Multiple sclerosis (MS) is the most common disabling neurological disease of young people, typically presenting as a relapsing–remitting form (RRMS). MS is thought to be immune-mediated and is characterized by temporally and spatially separated central nervous system (CNS) lesions that may be accompanied by acute exacerbation of clinical symptoms, which remit over time with limited accumulating disability. The immune dysregulation that underlies the pathology of MS and its clinical exacerbations remain poorly understood. Much of our understanding of the immunology of MS derives from work in the murine model, experimental autoimmune encephalomyelitis (EAE). The vast majority of studies in MS and EAE have focused on the role of CD4+ T-cells as mediators and regulators of disease. The preponderant belief is that MS and EAE are mediated through CNS-specific CD4+ Th1/Th17 responses and regulated by CD4+ regulatory T-cells [1]. However, considerable evidence points to an important role for CD8+ T-cells in the pathogenesis and/or regulation of MS and EAE [2], [3], [4], [5], [6], [7], [8], [9], [10], [11], [12], [13], [14], [15], [16], [17], [18]. CNS lesions show a predominance of CD8+ T-cells with oligoclonal expansion [4], indicating an active role at the site of pathology. While it is thought that these cells represent a key pathogenic element of MS lesions, neither the antigenic specificity of these cells nor their role has been elucidated. MS patients show a high prevalence of CNS-specific CD8+ T-cell responses in their circulation [3]. These cells appear to have a mixed functional phenotype in that they express cytotoxic/inflammatory as well as regulatory effector molecules [3]. Again, the intuitive function attributed to these responses is that of pathogenesis. However, their role has not been adequately investigated. Moreover, healthy subjects also harbor such responses, raising the possibility that they may not be purely pathogenic.

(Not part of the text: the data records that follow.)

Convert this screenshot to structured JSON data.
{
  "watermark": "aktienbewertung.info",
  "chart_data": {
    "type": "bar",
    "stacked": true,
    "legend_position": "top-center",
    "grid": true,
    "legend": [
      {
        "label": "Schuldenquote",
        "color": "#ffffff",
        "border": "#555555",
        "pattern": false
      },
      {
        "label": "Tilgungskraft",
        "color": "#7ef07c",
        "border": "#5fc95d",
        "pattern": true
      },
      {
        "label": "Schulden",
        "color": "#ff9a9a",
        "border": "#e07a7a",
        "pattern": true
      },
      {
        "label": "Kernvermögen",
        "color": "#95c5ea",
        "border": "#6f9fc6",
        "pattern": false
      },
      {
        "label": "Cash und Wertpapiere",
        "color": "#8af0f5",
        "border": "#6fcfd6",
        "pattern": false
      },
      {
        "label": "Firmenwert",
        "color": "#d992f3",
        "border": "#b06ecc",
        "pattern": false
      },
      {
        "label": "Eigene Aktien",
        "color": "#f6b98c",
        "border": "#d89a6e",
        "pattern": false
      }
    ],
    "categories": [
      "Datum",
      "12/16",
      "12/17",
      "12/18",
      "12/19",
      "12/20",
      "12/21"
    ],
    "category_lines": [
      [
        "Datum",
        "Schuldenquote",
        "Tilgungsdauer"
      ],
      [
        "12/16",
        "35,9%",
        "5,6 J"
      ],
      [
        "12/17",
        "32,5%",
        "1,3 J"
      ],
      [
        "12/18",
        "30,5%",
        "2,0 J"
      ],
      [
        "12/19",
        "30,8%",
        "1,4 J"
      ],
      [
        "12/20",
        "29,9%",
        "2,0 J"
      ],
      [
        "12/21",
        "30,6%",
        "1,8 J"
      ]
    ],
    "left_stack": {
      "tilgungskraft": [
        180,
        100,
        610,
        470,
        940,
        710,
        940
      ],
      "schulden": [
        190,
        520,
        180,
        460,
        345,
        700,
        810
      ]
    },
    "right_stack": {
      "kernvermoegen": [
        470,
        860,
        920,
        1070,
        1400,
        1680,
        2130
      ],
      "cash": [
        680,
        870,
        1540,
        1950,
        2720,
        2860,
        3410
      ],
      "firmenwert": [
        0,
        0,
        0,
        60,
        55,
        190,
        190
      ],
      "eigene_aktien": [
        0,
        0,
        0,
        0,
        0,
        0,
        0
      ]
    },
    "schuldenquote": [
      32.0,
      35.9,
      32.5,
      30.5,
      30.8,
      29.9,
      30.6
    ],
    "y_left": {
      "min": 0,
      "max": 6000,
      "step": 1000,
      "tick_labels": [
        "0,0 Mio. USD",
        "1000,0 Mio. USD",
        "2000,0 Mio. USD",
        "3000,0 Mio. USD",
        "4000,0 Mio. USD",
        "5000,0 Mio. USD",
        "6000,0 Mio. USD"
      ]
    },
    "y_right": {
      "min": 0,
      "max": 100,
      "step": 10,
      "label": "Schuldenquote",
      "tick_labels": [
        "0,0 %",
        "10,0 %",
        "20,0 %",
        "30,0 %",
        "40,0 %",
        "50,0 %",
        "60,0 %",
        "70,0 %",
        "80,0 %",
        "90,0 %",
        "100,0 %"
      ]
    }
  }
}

Antigen-specific immune regulation has high therapeutic potential. Global defects in immune regulatory T-cell (T_reg) function have been demonstrated in a wide variety of human immune-mediated diseases [14], [19], [20], [21], [22], [23], [24], [25], [26], [27]. In most cases, antigenic specificity of the regulatory population is poorly defined and this would be key in the ability to expand and utilize such populations. In the current study, we investigated the role of neuroantigen-specific CD8+ T-cells in MS and discovered an unexpected, novel and clinically relevant immune regulatory role for autoantigen-specific T-cells. This role has both biologic and therapeutic implications.